Use the tweezers to remove any pin bones. Remove any skin. I do this my laying the fillet skin side down. I slice down along any whitish tissue (on the left of the fillet pictured above) along the dorsal fin side removing it from the fillet without cutting through the skin. Then I slice horizontally as close to the skin as I can. Reserve the salmon skin. Cube the salmon into 1/2 inch squares and put into a bowl.
|Chinook wakame poke for lunch!|
Cube the avocado and add to the salmon bowl.
Add toasted sesame oil, kombu powder, and 2 tbs of grey sea salt and toss together until mixed. Cover with a plate and refrigerate for 20-30 minutes.
Just prior to serving, add sesame seeds and another 1-2 tbs of coarse grey salt to taste. Mix thoroughly.
Serve with kanzuri paste* as a condiment so folks can customize the heat factor.
Poke can be served over salad. My daughter likes to roll them up in korean toasted laver (kim) with brown rice and eat them like little kimbap/sushi rolls.
The remaining salmon skin can be cut into strips and lightly brushed with sesame oil and fried til crispy. Sprinkle with sea salt and eat as you please.

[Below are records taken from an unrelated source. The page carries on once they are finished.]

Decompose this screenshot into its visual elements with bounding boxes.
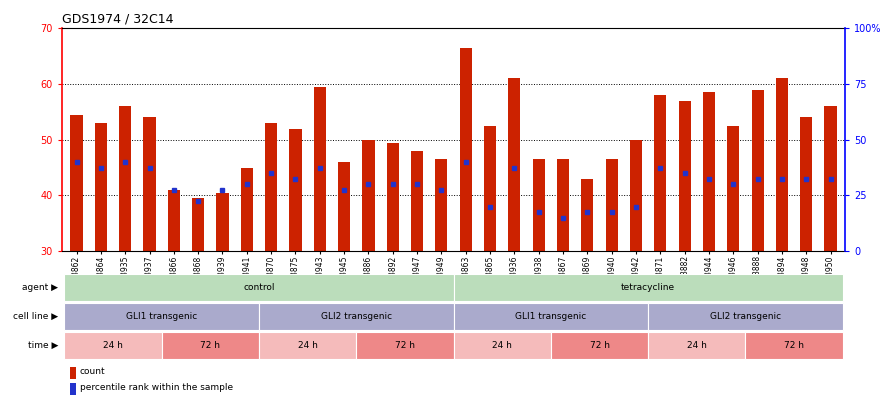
Text: count: count [80, 367, 105, 376]
Bar [508, 79, 520, 251]
Text: agent ▶: agent ▶ [22, 283, 58, 292]
Bar [65, 333, 162, 359]
Text: 72 h: 72 h [589, 341, 610, 350]
Text: 24 h: 24 h [687, 341, 707, 350]
Bar [119, 106, 131, 251]
Bar [745, 333, 843, 359]
Bar [162, 333, 259, 359]
Bar [550, 333, 648, 359]
Bar [648, 303, 843, 330]
Text: 24 h: 24 h [103, 341, 123, 350]
Bar [453, 303, 648, 330]
Text: control: control [243, 283, 274, 292]
Bar [265, 123, 277, 251]
Bar [362, 140, 374, 251]
Bar [70, 367, 76, 379]
Bar [71, 115, 82, 251]
Bar [800, 117, 812, 251]
Bar [65, 274, 453, 301]
Bar [453, 333, 550, 359]
Bar [259, 333, 357, 359]
Bar [727, 126, 739, 251]
Text: percentile rank within the sample: percentile rank within the sample [80, 384, 233, 392]
Text: 24 h: 24 h [492, 341, 512, 350]
Bar [313, 87, 326, 251]
Text: GLI1 transgenic: GLI1 transgenic [515, 312, 587, 321]
Bar [65, 303, 259, 330]
Bar [776, 79, 788, 251]
Bar [241, 168, 253, 251]
Bar [484, 126, 496, 251]
Bar [648, 333, 745, 359]
Bar [533, 159, 545, 251]
Bar [825, 106, 836, 251]
Bar [70, 383, 76, 395]
Bar [751, 90, 764, 251]
Text: GLI2 transgenic: GLI2 transgenic [710, 312, 781, 321]
Bar [192, 198, 204, 251]
Text: 24 h: 24 h [297, 341, 318, 350]
Text: tetracycline: tetracycline [621, 283, 675, 292]
Bar [338, 162, 350, 251]
Text: time ▶: time ▶ [27, 341, 58, 350]
Bar [459, 48, 472, 251]
Text: 72 h: 72 h [784, 341, 804, 350]
Bar [630, 140, 643, 251]
Bar [168, 190, 180, 251]
Bar [259, 303, 453, 330]
Bar [357, 333, 453, 359]
Text: cell line ▶: cell line ▶ [13, 312, 58, 321]
Bar [654, 95, 666, 251]
Bar [217, 193, 228, 251]
Bar [411, 151, 423, 251]
Bar [703, 92, 715, 251]
Bar [581, 179, 594, 251]
Text: 72 h: 72 h [395, 341, 415, 350]
Text: GLI1 transgenic: GLI1 transgenic [126, 312, 197, 321]
Text: GLI2 transgenic: GLI2 transgenic [320, 312, 392, 321]
Text: GDS1974 / 32C14: GDS1974 / 32C14 [62, 13, 173, 26]
Bar [289, 128, 302, 251]
Bar [95, 123, 107, 251]
Text: 72 h: 72 h [200, 341, 220, 350]
Bar [557, 159, 569, 251]
Bar [143, 117, 156, 251]
Bar [453, 274, 843, 301]
Bar [679, 101, 690, 251]
Bar [435, 159, 448, 251]
Bar [605, 159, 618, 251]
Bar [387, 143, 399, 251]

Ăn Ngon Lành | Eat Delectably!
Pokemon slow jam
*Kanzuri (かんずり) is a fermented paste of red chili / chile pepper, rice malt (koji), yuzu and salt produced in Niigata, Japan. The peppers are harvested, salted and left to begin fermenting in the snow, then they are mixed with the other ingredients and aged for 3 years to produce the finished paste. It's difficult to find stateside and I haven't seen it online at all. Marukai Market imports it. It's expensive and a little bit goes a long way. It adds a bright citrus and japanese pepper note to the dish. Yuzu paste is easier to source by contrast and would make an acceptable (very citrusy, not spicy) substitute. Or you can use your choice of chile pepper flakes. I favor Frontier organic chipotle powder myself, smoky is always a delicious note. I also use Organic Harvest Foods chipotle habanero hot sauce because I love chipotle.